Madame Dursan, que quelques amis avaient informée de tout ce que je viens de vous dire, frémit d’indignation aux instances de son fils, s’emporta contre lui, l’appela le plus lâche de tous les hommes s’il persistait dans son dessein, qu’elle traitait d’horrible et d’infâme.

Son fils, après quelques tentatives qui furent encore plus mal reçues, bien convaincu à la fin de l’impossibilité de gagner sa mère, acheva sans bruit de perdre le peu de raison que l’espérance de réussir lui avait laissée, ferma les yeux sur tout ce qu’il allait sacrifier à sa passion, et résolut froidement sa ruine.

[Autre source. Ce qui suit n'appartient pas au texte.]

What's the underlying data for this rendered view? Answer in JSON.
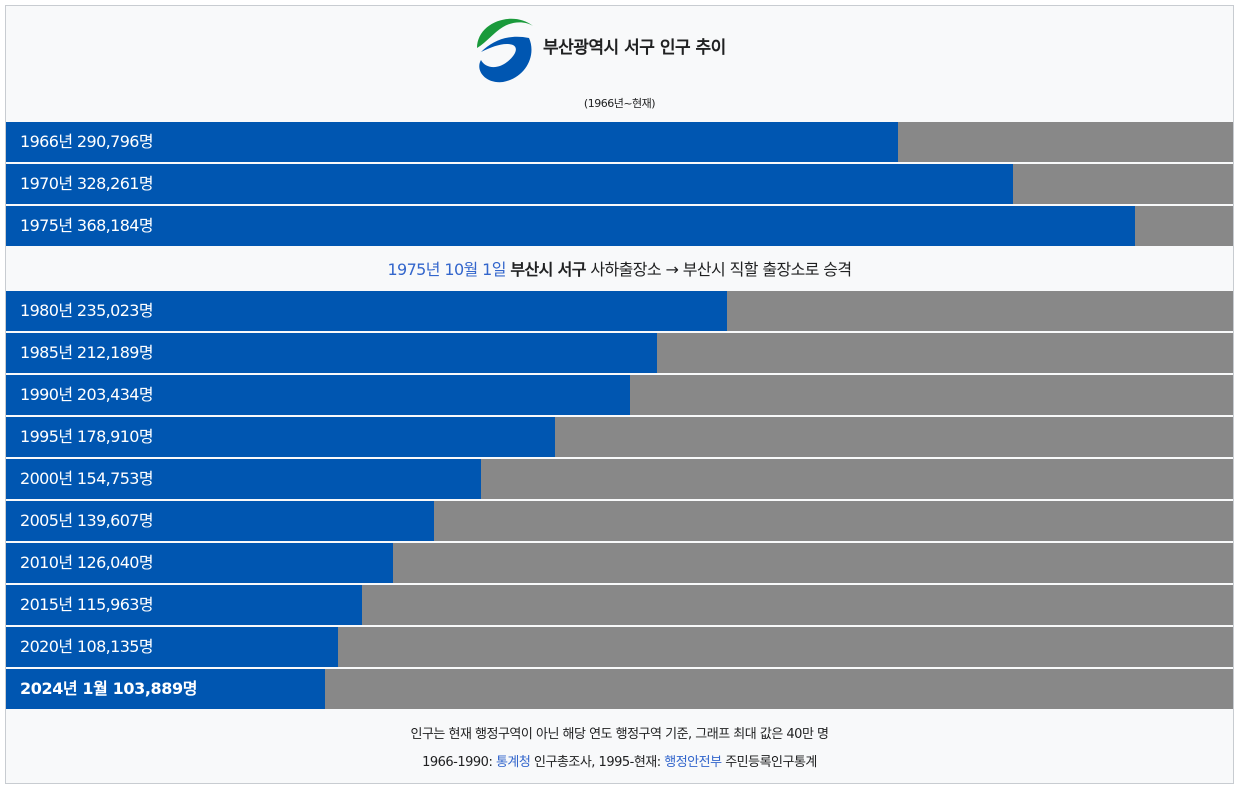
{
  "header": {
    "title": "부산광역시 서구 인구 추이",
    "subtitle": "(1966년~현재)",
    "logo_icon": "seo-gu-emblem-icon",
    "logo_colors": [
      "#1a9a3b",
      "#0056b1"
    ]
  },
  "chart_data": {
    "type": "bar",
    "orientation": "horizontal",
    "xlim": [
      0,
      400000
    ],
    "unit": "명",
    "bar_color": "#0056b1",
    "track_color": "#888888",
    "rows": [
      {
        "label": "1966년 290,796명",
        "year": 1966,
        "value": 290796,
        "bold": false
      },
      {
        "label": "1970년 328,261명",
        "year": 1970,
        "value": 328261,
        "bold": false
      },
      {
        "label": "1975년 368,184명",
        "year": 1975,
        "value": 368184,
        "bold": false
      },
      {
        "label": "1980년 235,023명",
        "year": 1980,
        "value": 235023,
        "bold": false
      },
      {
        "label": "1985년 212,189명",
        "year": 1985,
        "value": 212189,
        "bold": false
      },
      {
        "label": "1990년 203,434명",
        "year": 1990,
        "value": 203434,
        "bold": false
      },
      {
        "label": "1995년 178,910명",
        "year": 1995,
        "value": 178910,
        "bold": false
      },
      {
        "label": "2000년 154,753명",
        "year": 2000,
        "value": 154753,
        "bold": false
      },
      {
        "label": "2005년 139,607명",
        "year": 2005,
        "value": 139607,
        "bold": false
      },
      {
        "label": "2010년 126,040명",
        "year": 2010,
        "value": 126040,
        "bold": false
      },
      {
        "label": "2015년 115,963명",
        "year": 2015,
        "value": 115963,
        "bold": false
      },
      {
        "label": "2020년 108,135명",
        "year": 2020,
        "value": 108135,
        "bold": false
      },
      {
        "label": "2024년 1월 103,889명",
        "year": 2024,
        "value": 103889,
        "bold": true
      }
    ]
  },
  "event": {
    "date": "1975년 10월 1일",
    "place": "부산시 서구",
    "text": " 사하출장소 → 부산시 직할 출장소로 승격"
  },
  "footer": {
    "note": "인구는 현재 행정구역이 아닌 해당 연도 행정구역 기준, 그래프 최대 값은 40만 명",
    "source_prefix": "1966-1990: ",
    "source_link1": "통계청",
    "source_mid": " 인구총조사, 1995-현재: ",
    "source_link2": "행정안전부",
    "source_suffix": " 주민등록인구통계"
  }
}
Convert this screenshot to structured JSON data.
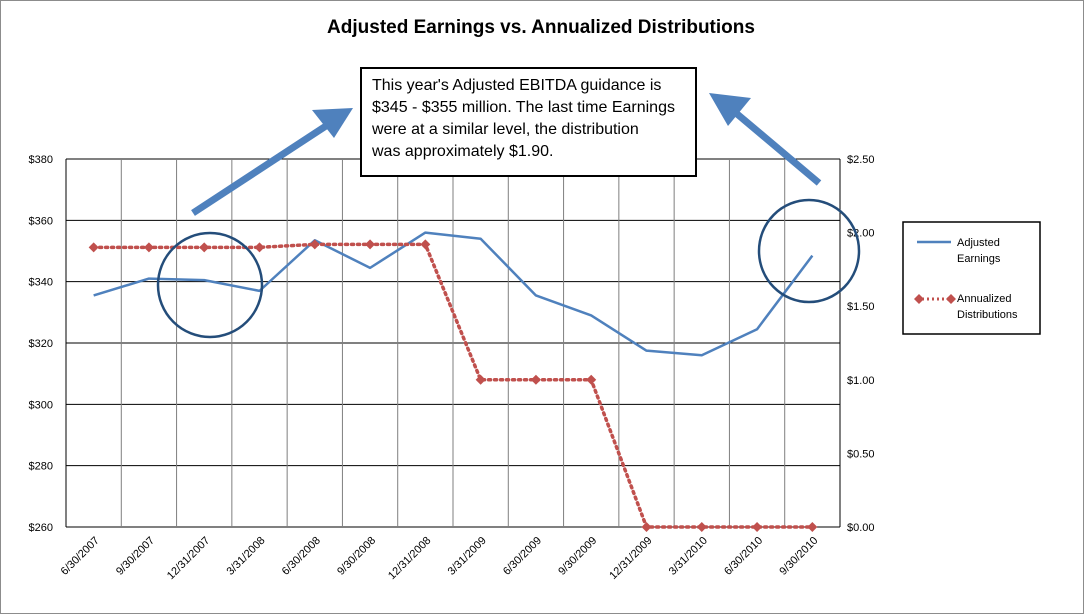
{
  "chart_data": {
    "type": "line",
    "title": "Adjusted Earnings vs. Annualized Distributions",
    "categories": [
      "6/30/2007",
      "9/30/2007",
      "12/31/2007",
      "3/31/2008",
      "6/30/2008",
      "9/30/2008",
      "12/31/2008",
      "3/31/2009",
      "6/30/2009",
      "9/30/2009",
      "12/31/2009",
      "3/31/2010",
      "6/30/2010",
      "9/30/2010"
    ],
    "y_left": {
      "range": [
        260,
        380
      ],
      "ticks": [
        260,
        280,
        300,
        320,
        340,
        360,
        380
      ],
      "tick_labels": [
        "$260",
        "$280",
        "$300",
        "$320",
        "$340",
        "$360",
        "$380"
      ]
    },
    "y_right": {
      "range": [
        0,
        2.5
      ],
      "ticks": [
        0,
        0.5,
        1.0,
        1.5,
        2.0,
        2.5
      ],
      "tick_labels": [
        "$0.00",
        "$0.50",
        "$1.00",
        "$1.50",
        "$2.00",
        "$2.50"
      ]
    },
    "series": [
      {
        "name": "Adjusted Earnings",
        "axis": "left",
        "color": "#4f81bd",
        "style": "solid",
        "values": [
          335.5,
          341,
          340.5,
          337,
          353.5,
          344.5,
          356,
          354,
          335.5,
          329,
          317.5,
          316,
          324.5,
          348.5
        ]
      },
      {
        "name": "Annualized Distributions",
        "axis": "right",
        "color": "#c0504d",
        "style": "dotted",
        "marker": "diamond",
        "values": [
          1.9,
          1.9,
          1.9,
          1.9,
          1.92,
          1.92,
          1.92,
          1.0,
          1.0,
          1.0,
          0.0,
          0.0,
          0.0,
          0.0
        ]
      }
    ],
    "grid": "horizontal and vertical",
    "legend": {
      "placement": "right",
      "items": [
        {
          "line1": "Adjusted",
          "line2": "Earnings"
        },
        {
          "line1": "Annualized",
          "line2": "Distributions"
        }
      ]
    },
    "annotation": {
      "lines": [
        "This year's Adjusted EBITDA guidance is",
        "$345 - $355 million.  The last time Earnings",
        "were at a similar level, the distribution",
        "was approximately $1.90."
      ]
    },
    "shape_colors": {
      "arrow": "#4f81bd",
      "circle": "#244d7a",
      "grid": "#000000",
      "legend_border": "#000000"
    }
  }
}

Il trouva le moyen de voler vingt mille francs à sa mère, partit pour Saint-Malo, rejoignit sa maîtresse, qu’il abusa par un consentement qui paraissait être de sa mère dont il avait contrefait l’écriture, eut le temps de l’épouser avant que madame Dursan, qui s’aperçut trop tard de ce vol, pût y mettre obstacle, et la força ensuite de se sauver avec lui, pour échapper aux poursuites de sa mère, après lui avoir avoué qu’il l’avait trompée.

Trois ou quatre ans après, il avait écrit deux ou trois fois de suite à madame Dursan, qui, pour toute réponse au repentir qu’il marquait de sa faute, lui fit mander à son tour qu’elle ne voulait plus entendre parler de lui, et qu’elle n’avait que sa malédiction à lui donner.

Dursan, qui connaissait sa mère et qui se jugeait lui-même indigne de pardon, désespéra de la faire changer de sentiment, et cessa de la fatiguer par ses lettres.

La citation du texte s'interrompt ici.